Once you have a detailed billing CSV file available locally, you can load the file into details like this:
>>> import details >>> total = details.load('../../bills/123456789012-aws-billing-detailed...')
The variable costs now points to a Cost object which contains all of the line item data for the entire billing file. Note that depending on the size of your detailed billing report, this operation can take some time.
Now that you have the Cost object, you can start by asking it for the total cost of the detailed billing report:
>>> total.cost Decimal('1035.7549984289') >>>
This number should match (or very nearly match, there are some rounding errors at times) the total on your bill. The other thing to note is that the value returned is a Python Decimal number. The Decimal type is used to avoid any further rounding errors within the details package. You can use these Decimal numbers as you would normal ints or floats. Checkout [this](https://docs.python.org/2/library/decimal.html) for more details on the Decimal type.
In addition to telling you the total cost, the Cost object has a few other useful methods.
To find all of the columns in CSV data:
>>> total.columns ['InvoiceID', 'PayerAccountId', 'LinkedAccountId', 'RecordType', 'RecordId', 'ProductName', 'RateId', 'SubscriptionId', 'PricingPlanId', 'UsageType', 'Operation', 'AvailabilityZone', 'ReservedInstance', 'ItemDescription', 'UsageStartDate', 'UsageEndDate', 'UsageQuantity', 'BlendedRate', 'BlendedCost', 'UnBlendedRate', 'UnBlendedCost', 'ResourceId', 'user:Name', 'user:Role']
To find all possible values found within a particular column:
>>> total.values('ProductName') ['Amazon Simple Storage Service', 'Amazon DynamoDB', 'Amazon Route 53', 'Route 53 Domain Registration Service', 'AWS Data Pipeline', 'Amazon Elastic MapReduce', 'Amazon RDS Service', 'Amazon Zocalo', 'Amazon Simple Queue Service', 'AWS Support (Business)', 'Amazon Simple Notification Service', 'Amazon CloudFront', 'AWS Support (Developer)', 'Amazon WorkSpaces', 'Amazon Redshift', 'Amazon Elastic Compute Cloud', 'Amazon ElastiCache', 'Amazon Kinesis', 'Amazon CloudSearch', 'Amazon SimpleDB', 'Amazon Simple Email Service']
This list will include only the services that actually were used within this account.
If this report was for a consolidated account, you could find all of the accounts contained within this report like this:
>>> total.values('LinkedAccountId') ['012345678901', '123456789012'] >>>
The above total represents all of the costs for all services within this account. What if you wanted to find the costs just for the EC2 service? To do this, use the filter method. It takes a list of filters where each filter consists of a column name and a regular expression. Each value in that column name is compared to the regular expression and if it matches it is collected and returned with all of the other matches in another Costs object.

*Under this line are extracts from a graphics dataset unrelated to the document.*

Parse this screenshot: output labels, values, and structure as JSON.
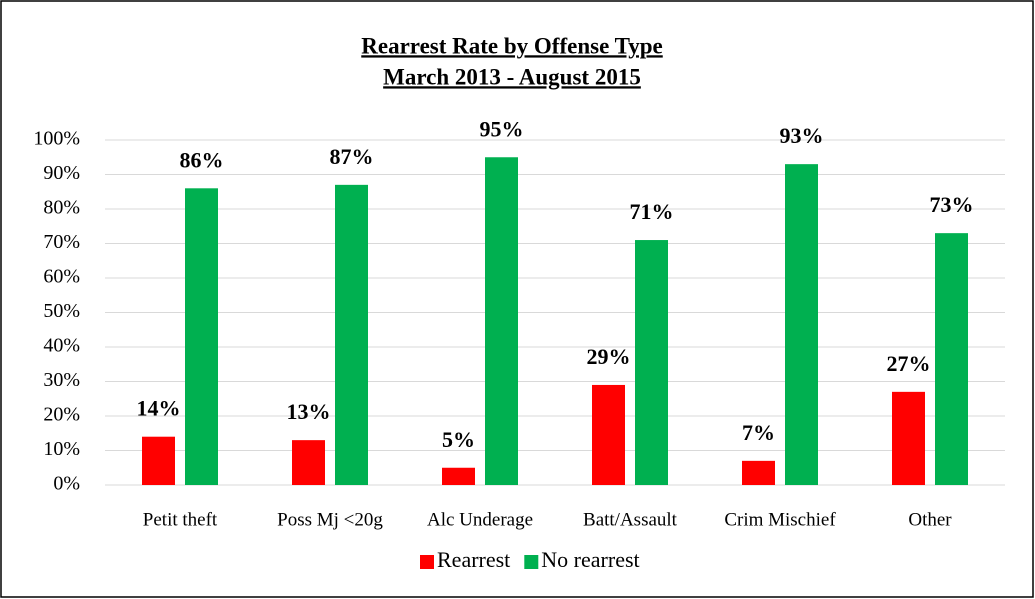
{
  "chart_data": {
    "type": "bar",
    "title": "Rearrest Rate by Offense Type",
    "subtitle": "March 2013 - August 2015",
    "categories": [
      "Petit theft",
      "Poss Mj <20g",
      "Alc Underage",
      "Batt/Assault",
      "Crim Mischief",
      "Other"
    ],
    "series": [
      {
        "name": "Rearrest",
        "color": "#ff0000",
        "values": [
          14,
          13,
          5,
          29,
          7,
          27
        ],
        "value_labels": [
          "14%",
          "13%",
          "5%",
          "29%",
          "7%",
          "27%"
        ]
      },
      {
        "name": "No rearrest",
        "color": "#00b050",
        "values": [
          86,
          87,
          95,
          71,
          93,
          73
        ],
        "value_labels": [
          "86%",
          "87%",
          "95%",
          "71%",
          "93%",
          "73%"
        ]
      }
    ],
    "ylim": [
      0,
      100
    ],
    "yticks": [
      {
        "value": 0,
        "label": "0%"
      },
      {
        "value": 10,
        "label": "10%"
      },
      {
        "value": 20,
        "label": "20%"
      },
      {
        "value": 30,
        "label": "30%"
      },
      {
        "value": 40,
        "label": "40%"
      },
      {
        "value": 50,
        "label": "50%"
      },
      {
        "value": 60,
        "label": "60%"
      },
      {
        "value": 70,
        "label": "70%"
      },
      {
        "value": 80,
        "label": "80%"
      },
      {
        "value": 90,
        "label": "90%"
      },
      {
        "value": 100,
        "label": "100%"
      }
    ],
    "grid": true,
    "legend": "bottom"
  }
}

>>> ec2 = total.filter([('ProductName', '.*Compute Cloud.*')]) >>> ec2.cost Decimal('315.88505363') >>>
So the total cost for EC2 in this account was $315.89. However, if you compare that to your bill you will probably find that it doesn’t match. The reason (probably) is that this number includes all Data Transfer charges incurred as part of the EC2 usage but your monthly bill breaks data transfer out as a separate line item. To break out the data transfer costs:
>>> data_transfer = ec2.filter([('UsageType', '.*DataTransfer.*')]) >>> data_transfer.cost Decimal('35.45916220') >>>
So, if you subtract the data transfer costs from the EC2 costs you should see the number on your bill.